Now, when speakers don't have that annoying boosted treble, we need to place them for a best possible sound reproduction. Usually people adjust their speakers for their listening position "sweet spot". But then they can't share their music enjoyment with anyone else. Person sitting next to a person in a "sweet spot" won't have the same listening experience.
The solution for this narrow "sweet spot" problem is to physically separate both speakers.Another problem is how to make it aesthetically acceptable. I think, placing big piece of thick glass between speakers is a good idea, if one can afford such a large piece of glass. Another solution would be a piece of big furniture between speakers.
For computer speakers best placement would be on sides of the table, provided that table has enclosed sides. I personally used this setup for a long time, it creates very three dimensional sound on some recordings.
If you have fancy designer's table with open sides, speakers can be left on a table, separated by a piece of board.
That's it. Key to a great spacious sound is normalization of treble and physical separation of stereo channels. Of course, speakers themselves also matter. 2in computer multimedia speakers probably won't sound good no matter what you do. Something with larger radiating surface is needed.

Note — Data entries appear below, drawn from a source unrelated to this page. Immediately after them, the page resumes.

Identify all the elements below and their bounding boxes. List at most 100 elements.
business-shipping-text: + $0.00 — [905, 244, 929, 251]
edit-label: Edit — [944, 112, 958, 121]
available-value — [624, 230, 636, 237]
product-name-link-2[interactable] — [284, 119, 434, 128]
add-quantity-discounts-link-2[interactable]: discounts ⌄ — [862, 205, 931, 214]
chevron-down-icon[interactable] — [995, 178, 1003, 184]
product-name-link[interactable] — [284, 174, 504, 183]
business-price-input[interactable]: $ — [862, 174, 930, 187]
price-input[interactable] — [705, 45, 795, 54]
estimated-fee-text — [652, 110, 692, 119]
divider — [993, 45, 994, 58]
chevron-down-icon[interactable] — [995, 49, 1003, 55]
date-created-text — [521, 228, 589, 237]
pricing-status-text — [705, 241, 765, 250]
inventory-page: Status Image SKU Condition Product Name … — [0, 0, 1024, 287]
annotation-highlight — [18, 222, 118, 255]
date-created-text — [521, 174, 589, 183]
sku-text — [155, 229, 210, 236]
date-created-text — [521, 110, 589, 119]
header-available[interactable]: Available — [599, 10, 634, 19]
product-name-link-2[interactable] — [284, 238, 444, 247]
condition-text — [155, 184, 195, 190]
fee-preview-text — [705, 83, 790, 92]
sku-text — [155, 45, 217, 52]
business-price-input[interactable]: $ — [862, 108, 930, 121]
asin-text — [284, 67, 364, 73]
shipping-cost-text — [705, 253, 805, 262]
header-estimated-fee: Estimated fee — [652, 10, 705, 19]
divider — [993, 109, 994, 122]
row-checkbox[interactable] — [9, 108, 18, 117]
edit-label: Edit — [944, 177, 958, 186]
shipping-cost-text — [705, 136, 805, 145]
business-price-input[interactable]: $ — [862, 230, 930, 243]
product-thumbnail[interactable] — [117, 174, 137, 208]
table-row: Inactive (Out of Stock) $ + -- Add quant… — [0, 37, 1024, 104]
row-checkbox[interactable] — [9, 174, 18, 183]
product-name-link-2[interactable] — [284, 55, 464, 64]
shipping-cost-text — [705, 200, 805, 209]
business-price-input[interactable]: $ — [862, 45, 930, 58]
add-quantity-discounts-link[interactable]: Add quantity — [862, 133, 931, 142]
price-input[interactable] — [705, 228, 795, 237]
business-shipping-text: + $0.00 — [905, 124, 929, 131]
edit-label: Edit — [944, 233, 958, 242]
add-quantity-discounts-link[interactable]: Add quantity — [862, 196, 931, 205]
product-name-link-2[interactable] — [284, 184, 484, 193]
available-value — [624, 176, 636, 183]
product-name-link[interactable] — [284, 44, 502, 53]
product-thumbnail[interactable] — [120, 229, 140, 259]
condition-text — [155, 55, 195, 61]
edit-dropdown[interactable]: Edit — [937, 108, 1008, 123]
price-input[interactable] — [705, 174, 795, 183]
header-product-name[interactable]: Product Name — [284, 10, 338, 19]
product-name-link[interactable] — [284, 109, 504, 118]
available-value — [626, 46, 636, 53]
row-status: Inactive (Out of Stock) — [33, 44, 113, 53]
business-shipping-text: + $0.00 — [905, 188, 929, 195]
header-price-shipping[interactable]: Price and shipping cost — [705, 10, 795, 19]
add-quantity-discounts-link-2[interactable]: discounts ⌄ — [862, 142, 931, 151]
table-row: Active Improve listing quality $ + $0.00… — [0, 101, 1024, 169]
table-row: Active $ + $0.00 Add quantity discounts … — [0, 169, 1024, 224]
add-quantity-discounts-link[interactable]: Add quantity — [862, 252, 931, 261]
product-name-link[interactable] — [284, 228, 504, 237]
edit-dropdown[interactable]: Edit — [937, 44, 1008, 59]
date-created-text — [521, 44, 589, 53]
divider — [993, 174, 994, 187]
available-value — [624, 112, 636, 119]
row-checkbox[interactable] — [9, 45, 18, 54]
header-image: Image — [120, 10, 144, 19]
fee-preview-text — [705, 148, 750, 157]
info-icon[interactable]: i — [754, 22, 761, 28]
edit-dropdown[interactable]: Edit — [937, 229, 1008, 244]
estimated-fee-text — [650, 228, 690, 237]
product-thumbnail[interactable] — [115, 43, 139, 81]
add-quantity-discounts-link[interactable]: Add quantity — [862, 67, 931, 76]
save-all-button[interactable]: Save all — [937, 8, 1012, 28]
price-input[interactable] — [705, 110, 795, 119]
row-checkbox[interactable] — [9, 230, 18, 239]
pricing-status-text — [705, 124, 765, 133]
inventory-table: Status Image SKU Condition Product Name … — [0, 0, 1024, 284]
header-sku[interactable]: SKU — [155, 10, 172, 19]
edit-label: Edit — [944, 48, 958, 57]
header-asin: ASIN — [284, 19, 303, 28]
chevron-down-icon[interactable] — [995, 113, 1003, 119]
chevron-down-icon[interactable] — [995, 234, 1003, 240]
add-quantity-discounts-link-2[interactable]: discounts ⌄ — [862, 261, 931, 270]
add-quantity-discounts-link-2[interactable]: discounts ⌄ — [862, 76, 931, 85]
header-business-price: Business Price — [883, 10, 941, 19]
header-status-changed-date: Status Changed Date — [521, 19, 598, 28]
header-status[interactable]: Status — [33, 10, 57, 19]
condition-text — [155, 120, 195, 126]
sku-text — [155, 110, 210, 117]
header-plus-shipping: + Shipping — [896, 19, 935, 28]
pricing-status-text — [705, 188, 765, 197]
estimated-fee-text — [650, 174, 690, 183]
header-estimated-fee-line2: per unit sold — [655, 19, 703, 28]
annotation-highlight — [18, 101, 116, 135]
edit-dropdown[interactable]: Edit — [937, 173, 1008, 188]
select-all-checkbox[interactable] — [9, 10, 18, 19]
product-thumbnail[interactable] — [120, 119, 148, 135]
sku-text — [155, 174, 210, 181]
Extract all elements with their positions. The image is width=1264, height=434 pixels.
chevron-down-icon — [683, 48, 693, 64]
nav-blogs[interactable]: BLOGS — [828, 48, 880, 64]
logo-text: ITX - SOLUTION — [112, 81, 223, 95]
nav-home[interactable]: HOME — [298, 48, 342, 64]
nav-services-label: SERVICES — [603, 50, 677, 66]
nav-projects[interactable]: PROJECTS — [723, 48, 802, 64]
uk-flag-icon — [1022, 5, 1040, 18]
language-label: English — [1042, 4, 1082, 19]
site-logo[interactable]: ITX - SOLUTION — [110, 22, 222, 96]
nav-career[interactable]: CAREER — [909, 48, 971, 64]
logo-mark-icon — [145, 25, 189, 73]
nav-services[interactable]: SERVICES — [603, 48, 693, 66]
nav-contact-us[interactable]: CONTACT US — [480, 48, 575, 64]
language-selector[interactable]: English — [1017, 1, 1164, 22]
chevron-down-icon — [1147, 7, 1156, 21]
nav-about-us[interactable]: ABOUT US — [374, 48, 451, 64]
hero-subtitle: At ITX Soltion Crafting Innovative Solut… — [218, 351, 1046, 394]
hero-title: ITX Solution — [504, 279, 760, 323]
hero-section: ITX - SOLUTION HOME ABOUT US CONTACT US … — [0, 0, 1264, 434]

And you will need multiple sub-woofers. It's very difficult to achieve good bass with only one subwoofer.
I know that many people will object to my proposed layout. But, I have tried it and it works for me an it costs almost nothing, except if you decide to use that fancy piece of glass.

1 comment:

  1. I agree with the sub woofer idea you have. Most computer sub woofer setups are a mix of all channels bridged into one channel, then x'ed down to 300 hertz and lower. The mono bass really sucks the stereo sound down, simply because it is mono. True stereo output should have 2 or more woofers to accommodate the 2 or more full range channels.
    I also agree with the "size maters" idea you stated.
    I used to have a plain 2.1 pc speaker setup by altec lansing, two 3" full range and a 6" mid woofer all tallying up to 50 watt maximum output power. Now, I'm running quite an odd setup. I have a car stereo I bought at Walmart running directly off of my PC power supply, and a 2 channel amplifier from a car bridged into a single sub woofer.
    The full range speakers are a pair of 4" car speakers in separate half cube enclosures. The sub woofer is a 8" ribbed paper side firing setup, tuned to 40 hertz. Total power output is 300 watts, and it is really nice.